My one "friend" IRL married an immigrant. They've always projected being a happy couple with a nice young son. It works for them IMO.

But then this doesn't negate those who seek marriage just as a means of remaining in another country. In all fairness my friend's wife comes from a nation where this is known to happen.
 
I made that terrible, terrible mistake 14 years ago! I was so gullible and naive back then. But I honestly was just trying to help someone who had helped me by giving me a place to stay. He soon turned violent towards me...held machete to my throat and threw me around. I'm glad God got me out of that situation.
 
I made that terrible, terrible mistake 14 years ago! I was so gullible and naive back then. But I honestly was just trying to help someone who had helped me by giving me a place to stay. He soon turned violent towards me...held machete to my throat and threw me around. I'm glad God got me out of that situation.
Oh gosh sounds horrendous :(
 
Good thinking. That path is hazardous and likely only to turn out badly. Possible very badly.
 
I think the point is, did she truly love you, or simply looking for a visa.
As a girl, honestly, if I fall in love with a man wherever he is from, and he won't like me because I'm not having the same citizenship with him, I'll be very disappointed and get offended.
I personally don't think distant relationship work for me, and HongKong here doesn't suit me either.
Well, whatever, if a guy isn't a real gentleman, he definitely won't be my cup of tea, or, the term you guys used, "target". :)
 
If I had a close friend whom I trusted well and had either solid references or a long period of time to observe how they have exhausted all the other available channels to get / stay in my country, and they asked for my help, I would be quite open to helping them. Accountability is the key.
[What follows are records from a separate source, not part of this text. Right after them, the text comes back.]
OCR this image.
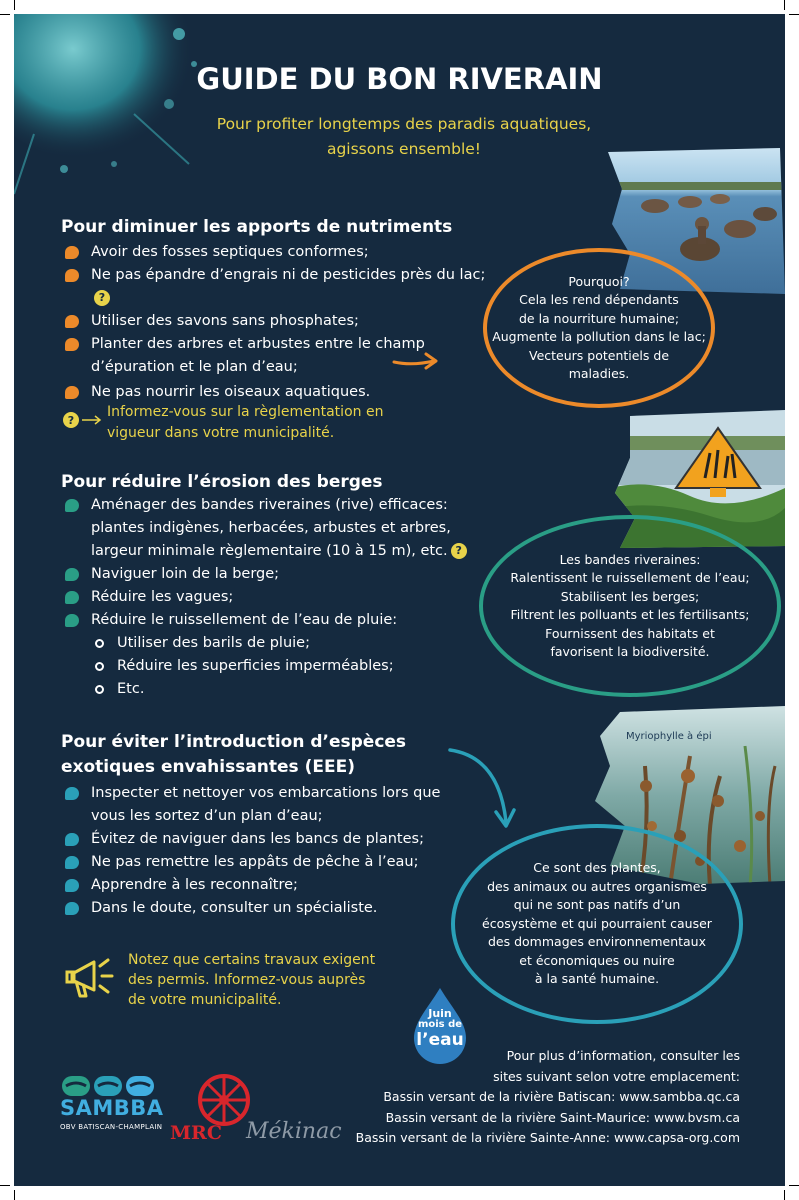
GUIDE DU BON RIVERAIN
Pour profiter longtemps des paradis aquatiques,
agissons ensemble!
Pour diminuer les apports de nutriments
Avoir des fosses septiques conformes;
Ne pas épandre d’engrais ni de pesticides près du lac;?
Utiliser des savons sans phosphates;
Planter des arbres et arbustes entre le champ d’épuration et le plan d’eau;
Ne pas nourrir les oiseaux aquatiques.
?
Informez-vous sur la règlementation en
vigueur dans votre municipalité.
Pourquoi?
Cela les rend dépendants
de la nourriture humaine;
Augmente la pollution dans le lac;
Vecteurs potentiels de
maladies.
Pour réduire l’érosion des berges
Aménager des bandes riveraines (rive) efficaces: plantes indigènes, herbacées, arbustes et arbres, largeur minimale règlementaire (10 à 15 m), etc. ?
Naviguer loin de la berge;
Réduire les vagues;
Réduire le ruissellement de l’eau de pluie:
Utiliser des barils de pluie;
Réduire les superficies imperméables;
Etc.
Les bandes riveraines:
Ralentissent le ruissellement de l’eau;
Stabilisent les berges;
Filtrent les polluants et les fertilisants;
Fournissent des habitats et
favorisent la biodiversité.
Pour éviter l’introduction d’espèces
exotiques envahissantes (EEE)
Inspecter et nettoyer vos embarcations lors que vous les sortez d’un plan d’eau;
Évitez de naviguer dans les bancs de plantes;
Ne pas remettre les appâts de pêche à l’eau;
Apprendre à les reconnaître;
Dans le doute, consulter un spécialiste.
Myriophylle à épi
Ce sont des plantes,
des animaux ou autres organismes
qui ne sont pas natifs d’un
écosystème et qui pourraient causer
des dommages environnementaux
et économiques ou nuire
à la santé humaine.
Notez que certains travaux exigent
des permis. Informez-vous auprès
de votre municipalité.
Juin
mois de
l’eau
Pour plus d’information, consulter les
sites suivant selon votre emplacement:
Bassin versant de la rivière Batiscan: www.sambba.qc.ca
Bassin versant de la rivière Saint-Maurice: www.bvsm.ca
Bassin versant de la rivière Sainte-Anne: www.capsa-org.com
SAMBBA
OBV BATISCAN-CHAMPLAIN MRC Mékinac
Except I am not living in my country of citizenship and am not sure when the next time I would again, is, so as it stands it's more likely for me to end up on the other side of this table. :p
 
See I would consider doing this but I wouldn't see it as a relationship, If I were to do it then it would purely be business to allow a needy person (probably an asylum seeker) a visa, of course I'd have to be sure they genuinely have no other option and are trustworthy, I wouldn't live with them or spend time with them/date, they would have their visa and could go of to live their life and I would live mine. I am unlikely to ever do this though as probably will never come into contact with someone who so desperately needs a visa.
 
I think the biggest gotcha here is that many marriage based immigration applications are scrutinized quite a bit and you would need to produce proof that you and the other person are spending an "appropriate" amount of time together, and especially if you're not living together that would turn up as a big red flag.
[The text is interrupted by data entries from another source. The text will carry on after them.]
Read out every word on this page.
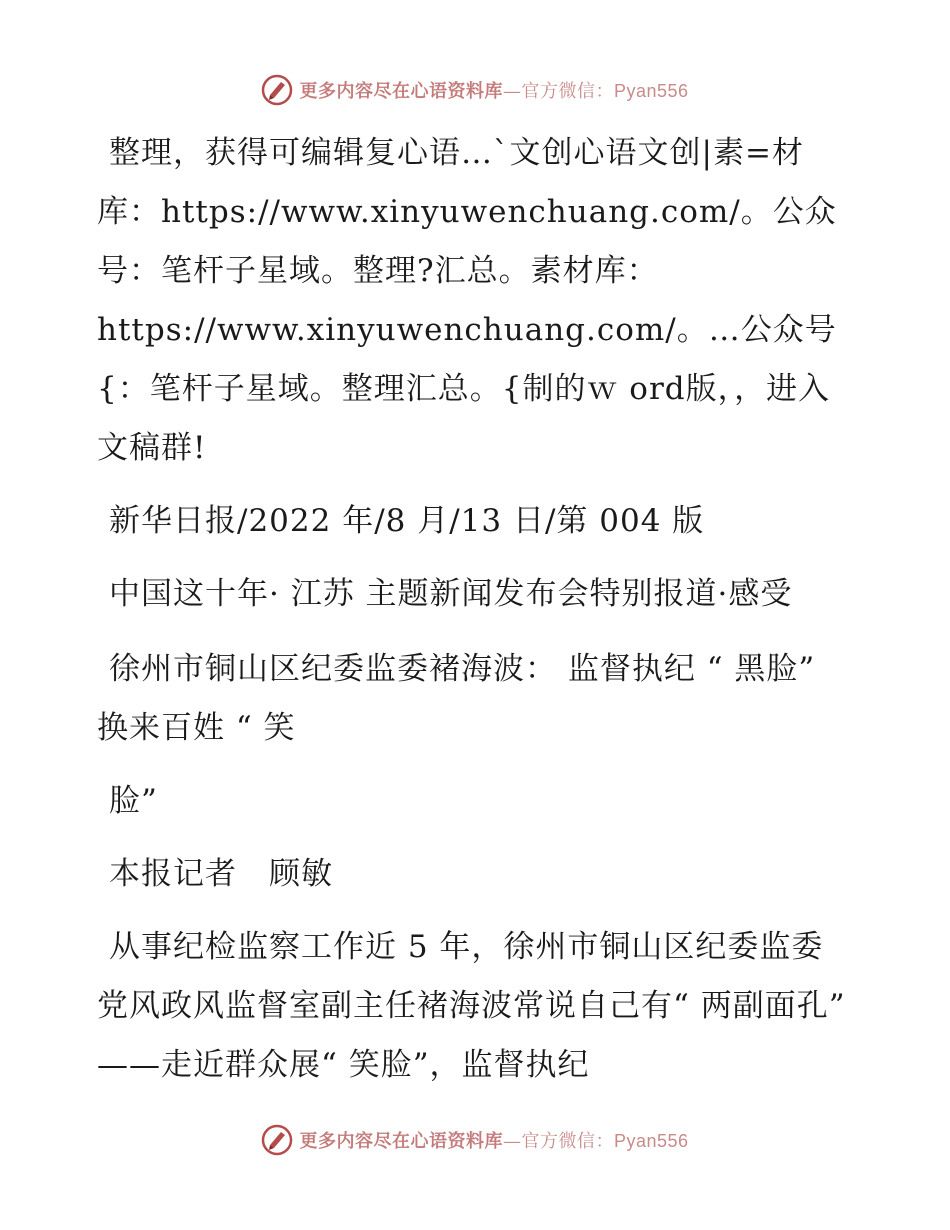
更多内容尽在心语资料库—官方微信：Pyan556

整理，获得可编辑复心语…ˋ文创心语文创|素=材库：https://www.xinyuwenchuang.com/。公众号：笔杆子星域。整理?汇总。素材库：https://www.xinyuwenchuang.com/。…公众号{：笔杆子星域。整理汇总。{制的ｗ ord版，，进入文稿群!

新华日报/2022 年/8 月/13 日/第 004 版

中国这十年· 江苏 主题新闻发布会特别报道·感受

徐州市铜山区纪委监委褚海波： 监督执纪 “ 黑脸” 换来百姓 “ 笑

脸”

本报记者　顾敏

从事纪检监察工作近 5 年，徐州市铜山区纪委监委党风政风监督室副主任褚海波常说自己有“ 两副面孔” ——走近群众展“ 笑脸”，监督执纪

更多内容尽在心语资料库—官方微信：Pyan556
I happen to fall into both the "migration experience" and "non traditional relationship preference" categories so I wouldn't be surprised if I have to seriously consider stuff like this at some point, because people who are similar tend to gravitate after all. So it's very interesting. And I have heard of people who have done it, but don't know of any personally. I do think that I have arranged my life in such a way that I should really never need to resort to marrying someone as my only option to stay in a country.
 
Bad idea. A few years down the line they might need extension of visa or apply for permanent visa. The headache at this stage is awful. Explaining why you don't live together etc is almost impossible. Stay away. It's too much stress.
 
I have wondered if there might be a rush of marriages of convenience come Brexit for those UK citizens who believe in ever-closer union with Europe (in more ways than one)! Perhaps there's an app for that.
 
The story of this is I just had a very weird chat with an immigrant woman on Facebook, she messaged me last night, she wants to come to the UK but needs to get hitched to get a working Visa! I don't believe in that kind of marriage and even if I did I'd still run several miles from this kind of arrangement.

Yes, run. Fast! This woman is a scammer.